Students with accommodation needs
If a student has a disability that will prevent from completing the described work or require any kind of accommodation, he may inform the program director (with supporting documents) as soon as possible. Also, students are encouraged to discuss it with the professor.
Class behavior
● Out of courtesy for the professor and classmates, all mobile phones, electronic games or other devices that generate sound should be turned off during class.
● Students should avoid disruptive and disrespectful behavior such as: arriving late, leaving early, careless behavior (e.g. sleeping, reading a non-course material, using vulgar language, over-speaking, eating, drinking, etc.). A warning may be given on the first infraction of these rules. Repeated violators will be penalized and may face expulsion from the class and/or other disciplinary proceedings.
● The tolerated delay is 5 minutes. Attendance will be declared on Moodle during these 5 minutes via a QR code provided by the teacher at each course start.
● Student should arrive on time for exams and other assessments. No one will be allowed to enter the classroom once the first person has finished the exam and left the room. There is absolutely no exception to this rule. No student can continue to take an exam once the time is up. No student may leave the room during an examination unless he / she has finished and handed over all the documents.

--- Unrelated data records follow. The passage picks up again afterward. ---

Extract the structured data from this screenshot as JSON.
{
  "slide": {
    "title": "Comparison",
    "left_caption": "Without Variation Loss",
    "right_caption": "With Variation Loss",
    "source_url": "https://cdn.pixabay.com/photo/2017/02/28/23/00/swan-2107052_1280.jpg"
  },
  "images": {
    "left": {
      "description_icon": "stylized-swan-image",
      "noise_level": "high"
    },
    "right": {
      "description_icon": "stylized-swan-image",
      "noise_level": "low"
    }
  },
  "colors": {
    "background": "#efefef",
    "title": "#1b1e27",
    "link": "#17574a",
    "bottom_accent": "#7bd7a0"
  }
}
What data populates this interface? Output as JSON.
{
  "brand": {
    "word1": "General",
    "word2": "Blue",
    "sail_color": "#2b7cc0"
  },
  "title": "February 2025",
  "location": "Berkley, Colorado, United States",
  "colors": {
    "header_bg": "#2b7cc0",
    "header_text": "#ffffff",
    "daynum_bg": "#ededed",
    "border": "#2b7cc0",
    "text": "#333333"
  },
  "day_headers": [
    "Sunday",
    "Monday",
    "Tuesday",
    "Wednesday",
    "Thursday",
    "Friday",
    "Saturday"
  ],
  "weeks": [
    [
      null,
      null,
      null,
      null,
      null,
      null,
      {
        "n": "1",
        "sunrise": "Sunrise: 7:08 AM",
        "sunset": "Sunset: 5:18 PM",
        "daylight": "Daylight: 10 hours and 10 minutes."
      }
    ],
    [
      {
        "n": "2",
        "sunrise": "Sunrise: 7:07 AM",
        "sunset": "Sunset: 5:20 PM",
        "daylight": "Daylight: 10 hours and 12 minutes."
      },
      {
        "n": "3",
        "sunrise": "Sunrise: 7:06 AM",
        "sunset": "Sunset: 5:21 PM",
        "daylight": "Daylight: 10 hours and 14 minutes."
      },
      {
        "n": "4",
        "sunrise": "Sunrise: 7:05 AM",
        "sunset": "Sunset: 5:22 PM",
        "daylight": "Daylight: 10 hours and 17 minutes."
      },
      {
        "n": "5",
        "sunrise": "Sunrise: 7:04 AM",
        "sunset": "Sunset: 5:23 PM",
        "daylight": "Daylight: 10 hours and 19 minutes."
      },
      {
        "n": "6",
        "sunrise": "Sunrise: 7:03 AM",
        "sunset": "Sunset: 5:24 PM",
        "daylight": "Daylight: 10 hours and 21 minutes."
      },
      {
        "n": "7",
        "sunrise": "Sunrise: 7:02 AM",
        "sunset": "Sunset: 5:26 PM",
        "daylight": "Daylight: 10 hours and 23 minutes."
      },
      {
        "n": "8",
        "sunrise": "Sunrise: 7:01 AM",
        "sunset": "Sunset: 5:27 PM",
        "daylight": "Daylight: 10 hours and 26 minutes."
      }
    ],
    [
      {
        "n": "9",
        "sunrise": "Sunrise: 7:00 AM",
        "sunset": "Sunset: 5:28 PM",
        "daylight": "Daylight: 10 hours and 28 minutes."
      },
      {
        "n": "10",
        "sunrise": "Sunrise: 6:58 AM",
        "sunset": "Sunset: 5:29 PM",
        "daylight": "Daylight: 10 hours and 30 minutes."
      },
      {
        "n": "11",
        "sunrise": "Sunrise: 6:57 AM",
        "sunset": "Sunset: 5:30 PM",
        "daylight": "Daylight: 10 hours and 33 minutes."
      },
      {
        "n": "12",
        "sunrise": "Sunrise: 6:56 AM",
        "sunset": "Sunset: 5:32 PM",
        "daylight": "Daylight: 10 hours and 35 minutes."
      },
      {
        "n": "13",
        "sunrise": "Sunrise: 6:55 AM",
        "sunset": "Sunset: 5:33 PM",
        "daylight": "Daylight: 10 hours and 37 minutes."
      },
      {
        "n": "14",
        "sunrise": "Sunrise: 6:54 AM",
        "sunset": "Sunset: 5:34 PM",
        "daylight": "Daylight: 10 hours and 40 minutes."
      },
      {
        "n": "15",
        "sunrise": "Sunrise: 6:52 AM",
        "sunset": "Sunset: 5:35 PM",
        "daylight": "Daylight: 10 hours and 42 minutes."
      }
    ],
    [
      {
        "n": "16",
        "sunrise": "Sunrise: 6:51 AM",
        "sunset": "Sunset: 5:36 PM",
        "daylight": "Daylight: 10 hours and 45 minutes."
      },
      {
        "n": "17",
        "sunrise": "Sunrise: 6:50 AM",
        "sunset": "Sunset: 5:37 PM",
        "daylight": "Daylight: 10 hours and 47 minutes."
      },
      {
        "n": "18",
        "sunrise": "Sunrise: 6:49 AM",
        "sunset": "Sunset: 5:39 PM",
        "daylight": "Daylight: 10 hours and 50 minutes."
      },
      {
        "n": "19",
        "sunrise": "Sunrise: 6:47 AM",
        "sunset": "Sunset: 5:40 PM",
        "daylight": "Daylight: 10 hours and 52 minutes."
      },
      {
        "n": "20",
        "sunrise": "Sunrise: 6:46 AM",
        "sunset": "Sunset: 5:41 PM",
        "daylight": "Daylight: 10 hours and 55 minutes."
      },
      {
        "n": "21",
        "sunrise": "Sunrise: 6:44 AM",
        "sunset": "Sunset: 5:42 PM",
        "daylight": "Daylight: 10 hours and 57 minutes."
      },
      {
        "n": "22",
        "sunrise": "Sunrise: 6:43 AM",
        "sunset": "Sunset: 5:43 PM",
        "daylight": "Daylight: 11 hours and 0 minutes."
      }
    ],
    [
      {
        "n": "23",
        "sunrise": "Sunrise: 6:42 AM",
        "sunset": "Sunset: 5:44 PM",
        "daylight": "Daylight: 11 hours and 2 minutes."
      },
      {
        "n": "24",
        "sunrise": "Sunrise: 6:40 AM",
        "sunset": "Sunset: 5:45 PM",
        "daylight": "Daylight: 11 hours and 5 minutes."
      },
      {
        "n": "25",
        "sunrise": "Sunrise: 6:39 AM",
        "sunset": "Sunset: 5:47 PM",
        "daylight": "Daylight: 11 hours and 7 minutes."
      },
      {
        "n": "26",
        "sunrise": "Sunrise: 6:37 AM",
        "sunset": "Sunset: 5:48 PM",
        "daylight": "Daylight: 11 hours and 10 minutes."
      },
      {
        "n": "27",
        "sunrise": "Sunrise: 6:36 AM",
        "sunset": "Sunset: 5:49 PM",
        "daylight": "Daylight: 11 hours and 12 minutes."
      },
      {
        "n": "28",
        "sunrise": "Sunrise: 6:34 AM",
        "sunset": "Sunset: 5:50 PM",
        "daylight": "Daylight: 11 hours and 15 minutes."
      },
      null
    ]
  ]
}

● In the case of remote learning, the student must keep his camera on unless instructed otherwise by the professor.
Honor code
IMT-BS is committed to a policy of honesty in the academic community. Conduct that compromises this policy may result in academic and / or disciplinary sanctions. Students must refrain from cheating, lying, plagiarizing and stealing. This includes completing your own original work and giving credit to any other person whose ideas and printed materials (including those from the Internet) are paraphrased or quoted directly. Any student who violates or helps another student violate academic behavior standards will be penalized according to IMT-BS rules.
Textbook Required and Suggested Readings
1. Kihn, M., & O’Hara, C. B. (2020). Customer data platforms: Use people data to transform the future of marketing engagement. Hoboken, NJ: Wiley.
2. Maidenberg, E. (2024). Maîtriser l’IA générative dans la communication et le marketing: ChatGPT, Midjourney… Paris, France: Ellipses.
Keywords
Activation de la donnée client; Activation des audiences; Personnalisation pilotée par l’IA; CDP et architecture data marketing; Hyper‑personnalisation à grande échelle; Personnalisation conforme au RGPD; IA responsable & AI Act / Customer data activation; Audience activation; AI‑driven personalization; CDP‑based marketing data architecture; Hyper‑personalization at scale; GDPR‑compliant personalization; Responsible AI & EU AI Act.